Almost half of small and medium-sized businesses are 'permanent non-borrowers', research finds. 


Almost half of small and medium-sized businesses are ‘permanent non-borrowers’, research finds. 

Seven in ten SMEs agree that their aim is to pay down debt and remain debt free, though 36 per cent would be prepared to take external finance to help their business grow, according to the SME Finance Monitor by BDRC Continental.

Just over quarter (27 per cent) of SMEs would not be prepared to borrow in those circumstances.

However, once ‘permanent non-borrowers’ (PNBs) are removed from the sample, the proportion of remaining SMEs reporting a borrowing ‘event’ in the past 12 months rises from 18 per cent to 35 per cent. This has increased steadily since the start of 2014 back to levels seen in 2013.

Similarly, while 14 per cent of all SMEs in Q1 planned to apply for new/renewed facilities in the three months after interview, once the PNBs are excluded, the proportion planning to apply is boosted to 27 per cent of remaining SMEs, one of the highest figures to date.

Some 76 per cent of applications made for new/renewed loans and overdrafts in the last 18 months (Q4 2013-Q1 2015) were successful. This figure has grown steadily over recent quarters (it was 66 per cent for the 18 months to Q2 2014).

This is due to improving success rates for new money applications, including for First Time Applicants (FTAs) who have previously seen success rates declining. More than half of FTAs have been successful (55 per cent) in the 18 months to Q1 2015, up from 38 per cent for the 18 months to Q2 2014.

Just under one third (31 per cent) of SMEs are aware of any government or other support scheme for SME funding. However, once prompted with the names of five key initiatives, awareness increases to 53 per cent, including 23 per cent who are aware of the Funding for Lending Scheme, and 11 per cent who are aware of the British Business Bank.

Awareness of crowd funding compares well with awareness of these other initiatives, with 38 per cent of SMEs (excluding PNBs) aware of it in Q1 2015, the highest level recorded to date on the Monitor.

BDRC director Shiona Davies says, ‘Our analysis for this first quarter of 2015 shows some interesting differences between two clear groups of SMEs based on their attitude to finance. One half now meet our definition of a PNB and the growth in the size of this group has masked a recent increase in use of, and appetite for, finance amongst the other half of SMEs.’

Norman Carson, director of business development for finance provider Boost Capital adds, ‘Some SMEs remain cautious of new and unknown ways of borrowing money.
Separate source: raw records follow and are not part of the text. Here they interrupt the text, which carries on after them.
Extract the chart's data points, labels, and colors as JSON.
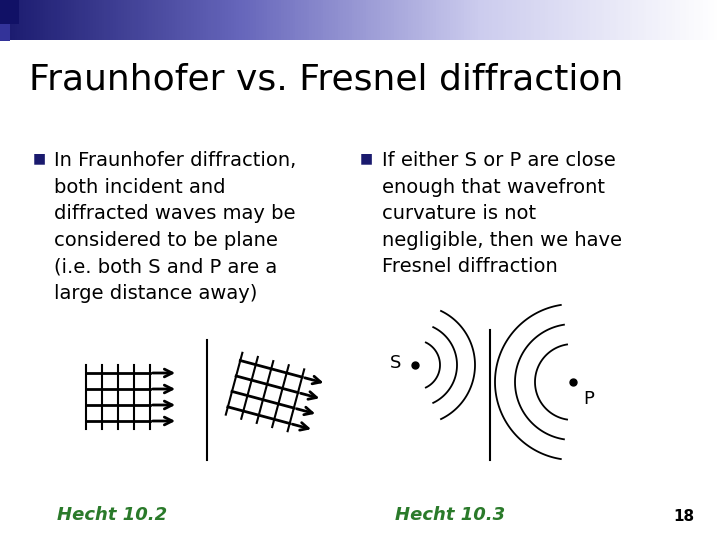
{
  "title": "Fraunhofer vs. Fresnel diffraction",
  "title_fontsize": 26,
  "background_color": "#ffffff",
  "header_dark": "#1a1a6e",
  "header_mid": "#6666bb",
  "header_light": "#ccccee",
  "bullet_color": "#1a1a6e",
  "text_color": "#000000",
  "green_color": "#2a7a2a",
  "bullet1_lines": [
    "In Fraunhofer diffraction,",
    "both incident and",
    "diffracted waves may be",
    "considered to be plane",
    "(i.e. both S and P are a",
    "large distance away)"
  ],
  "bullet2_lines": [
    "If either S or P are close",
    "enough that wavefront",
    "curvature is not",
    "negligible, then we have",
    "Fresnel diffraction"
  ],
  "hecht1": "Hecht 10.2",
  "hecht2": "Hecht 10.3",
  "page_num": "18",
  "text_fontsize": 14.0,
  "hecht_fontsize": 13.0
}
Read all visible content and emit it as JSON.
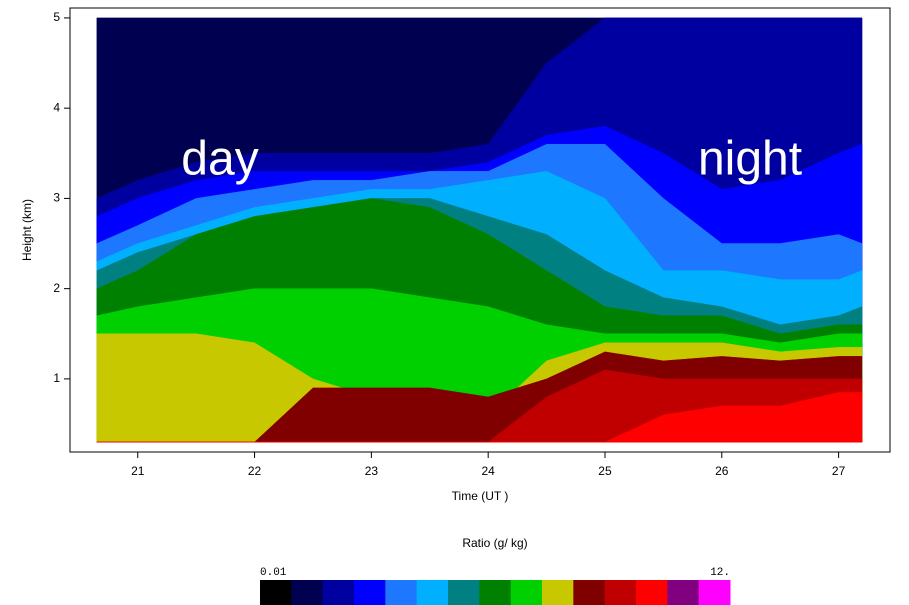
{
  "chart_data": {
    "type": "contour",
    "annotations": [
      "day",
      "night"
    ],
    "xlabel": "Time (UT  )",
    "ylabel": "Height (km)",
    "xlim": [
      20.42,
      27.44
    ],
    "ylim": [
      0.19,
      5.11
    ],
    "xticks": [
      21,
      22,
      23,
      24,
      25,
      26,
      27
    ],
    "yticks": [
      1,
      2,
      3,
      4,
      5
    ],
    "x_data_range": [
      20.65,
      27.2
    ],
    "y_data_range": [
      0.3,
      5
    ],
    "colorbar_title": "Ratio (g/ kg)",
    "colorbar_min_label": "0.01",
    "colorbar_max_label": "12.",
    "colormap": [
      "#000000",
      "#000050",
      "#0000a0",
      "#0000ff",
      "#1e78ff",
      "#00b0ff",
      "#008080",
      "#008000",
      "#00d000",
      "#c8c800",
      "#800000",
      "#c00000",
      "#ff0000",
      "#800080",
      "#ff00ff"
    ],
    "contour_times": [
      20.65,
      21,
      21.5,
      22,
      22.5,
      23,
      23.5,
      24,
      24.5,
      25,
      25.5,
      26,
      26.5,
      27,
      27.2
    ],
    "contours": [
      {
        "color_index": 1,
        "heights": [
          5,
          5,
          5,
          5,
          5,
          5,
          5,
          5,
          5,
          5,
          5,
          5,
          5,
          5,
          5
        ]
      },
      {
        "color_index": 2,
        "heights": [
          3.0,
          3.2,
          3.4,
          3.5,
          3.5,
          3.5,
          3.5,
          3.6,
          4.5,
          5,
          5,
          5,
          5,
          5,
          5
        ]
      },
      {
        "color_index": 3,
        "heights": [
          2.8,
          3.0,
          3.2,
          3.3,
          3.3,
          3.3,
          3.3,
          3.4,
          3.7,
          3.8,
          3.5,
          3.1,
          3.2,
          3.5,
          3.6
        ]
      },
      {
        "color_index": 4,
        "heights": [
          2.5,
          2.7,
          3.0,
          3.1,
          3.2,
          3.2,
          3.3,
          3.3,
          3.6,
          3.6,
          3.0,
          2.5,
          2.5,
          2.6,
          2.5
        ]
      },
      {
        "color_index": 5,
        "heights": [
          2.3,
          2.5,
          2.7,
          2.9,
          3.0,
          3.1,
          3.1,
          3.2,
          3.3,
          3.0,
          2.2,
          2.2,
          2.1,
          2.1,
          2.2
        ]
      },
      {
        "color_index": 6,
        "heights": [
          2.2,
          2.4,
          2.6,
          2.8,
          2.9,
          3.0,
          3.0,
          2.8,
          2.6,
          2.2,
          1.9,
          1.8,
          1.6,
          1.7,
          1.8
        ]
      },
      {
        "color_index": 7,
        "heights": [
          2.0,
          2.2,
          2.6,
          2.8,
          2.9,
          3.0,
          2.9,
          2.6,
          2.2,
          1.8,
          1.7,
          1.7,
          1.5,
          1.6,
          1.6
        ]
      },
      {
        "color_index": 8,
        "heights": [
          1.7,
          1.8,
          1.9,
          2.0,
          2.0,
          2.0,
          1.9,
          1.8,
          1.6,
          1.5,
          1.5,
          1.5,
          1.4,
          1.5,
          1.5
        ]
      },
      {
        "color_index": 9,
        "heights": [
          1.5,
          1.5,
          1.5,
          1.4,
          1.0,
          0.8,
          0.8,
          0.6,
          1.2,
          1.4,
          1.4,
          1.4,
          1.3,
          1.35,
          1.35
        ]
      },
      {
        "color_index": 10,
        "heights": [
          0.3,
          0.3,
          0.3,
          0.3,
          0.9,
          0.9,
          0.9,
          0.8,
          1.0,
          1.3,
          1.2,
          1.25,
          1.2,
          1.25,
          1.25
        ]
      },
      {
        "color_index": 11,
        "heights": [
          0.3,
          0.3,
          0.3,
          0.3,
          0.3,
          0.3,
          0.3,
          0.3,
          0.8,
          1.1,
          1.0,
          1.0,
          1.0,
          1.0,
          1.0
        ]
      },
      {
        "color_index": 12,
        "heights": [
          0.3,
          0.3,
          0.3,
          0.3,
          0.3,
          0.3,
          0.3,
          0.3,
          0.3,
          0.3,
          0.6,
          0.7,
          0.7,
          0.85,
          0.85
        ]
      }
    ]
  }
}
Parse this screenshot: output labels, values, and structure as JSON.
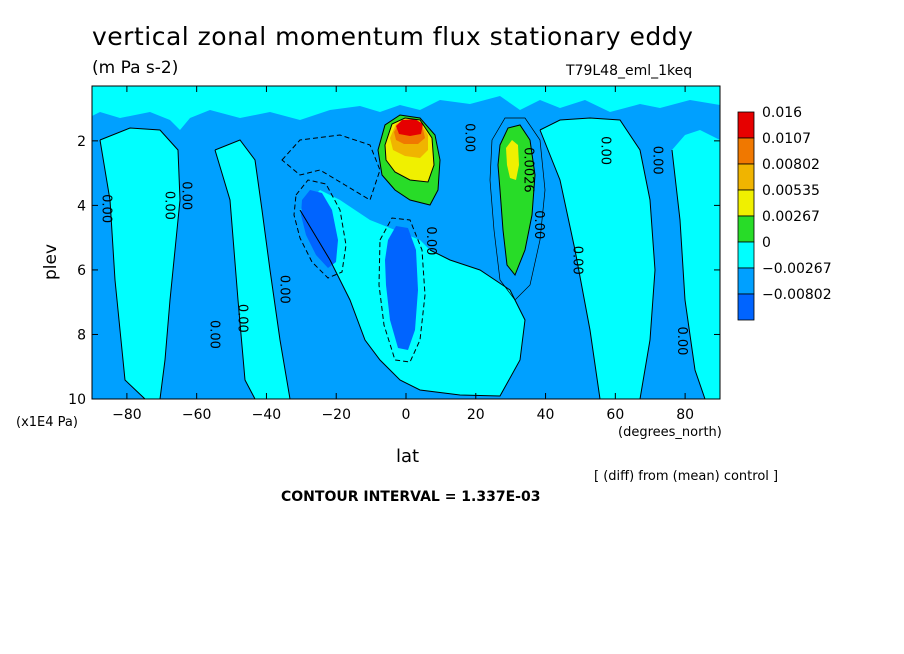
{
  "title": "vertical zonal momentum flux stationary eddy",
  "subtitle": "(m Pa s-2)",
  "run_id": "T79L48_eml_1keq",
  "footer": {
    "y_unit": "(x1E4 Pa)",
    "x_unit": "(degrees_north)",
    "diff_note": "[ (diff) from (mean) control ]",
    "contour_interval": "CONTOUR INTERVAL = 1.337E-03"
  },
  "chart_data": {
    "type": "heatmap",
    "title": "vertical zonal momentum flux stationary eddy",
    "units": "(m Pa s-2)",
    "xlabel": "lat",
    "ylabel": "plev",
    "xlim": [
      -90,
      90
    ],
    "ylim": [
      10,
      0.3
    ],
    "x_ticks": [
      -80,
      -60,
      -40,
      -20,
      0,
      20,
      40,
      60,
      80
    ],
    "y_ticks": [
      2,
      4,
      6,
      8,
      10
    ],
    "contour_interval": 0.001337,
    "colorbar": {
      "levels": [
        "0.016",
        "0.0107",
        "0.00802",
        "0.00535",
        "0.00267",
        "0",
        "−0.00267",
        "−0.00802"
      ],
      "colors": [
        "#e60000",
        "#f07800",
        "#f0b400",
        "#f0f000",
        "#28dc28",
        "#00ffff",
        "#00a0ff",
        "#0064ff"
      ]
    },
    "contour_labels": [
      {
        "text": "0.00",
        "lat": -87,
        "plev": 4.1
      },
      {
        "text": "0.00",
        "lat": -69,
        "plev": 4.0
      },
      {
        "text": "0.00",
        "lat": -64,
        "plev": 3.7
      },
      {
        "text": "0.00",
        "lat": -56,
        "plev": 8.0
      },
      {
        "text": "0.00",
        "lat": -48,
        "plev": 7.5
      },
      {
        "text": "0.00",
        "lat": -36,
        "plev": 6.6
      },
      {
        "text": "0.00",
        "lat": 6,
        "plev": 5.1
      },
      {
        "text": "0.00",
        "lat": 17,
        "plev": 1.9
      },
      {
        "text": "0.0026",
        "lat": 34,
        "plev": 2.9
      },
      {
        "text": "0.00",
        "lat": 37,
        "plev": 4.6
      },
      {
        "text": "0.00",
        "lat": 48,
        "plev": 5.7
      },
      {
        "text": "0.00",
        "lat": 56,
        "plev": 2.3
      },
      {
        "text": "0.00",
        "lat": 71,
        "plev": 2.6
      },
      {
        "text": "0.00",
        "lat": 78,
        "plev": 8.2
      }
    ],
    "features": [
      {
        "sign": "positive",
        "center_lat": 0,
        "center_plev": 1.8,
        "max": 0.016
      },
      {
        "sign": "positive",
        "center_lat": 30,
        "center_plev": 3.0,
        "max": 0.008
      },
      {
        "sign": "negative",
        "center_lat": -25,
        "center_plev": 4.5,
        "min": -0.00802
      },
      {
        "sign": "negative",
        "center_lat": 0,
        "center_plev": 6.5,
        "min": -0.00802
      }
    ]
  }
}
Perversely, many of these cynics admit the ease of access to funds is very attractive as is the capital availability offered by alternative funders but the fear of the unfamiliar remains too great for them to overcome.

‘In fact, more than half of SMEs that have previously applied for alternative finance did so because of the greater flexibility offered than the high street banks.’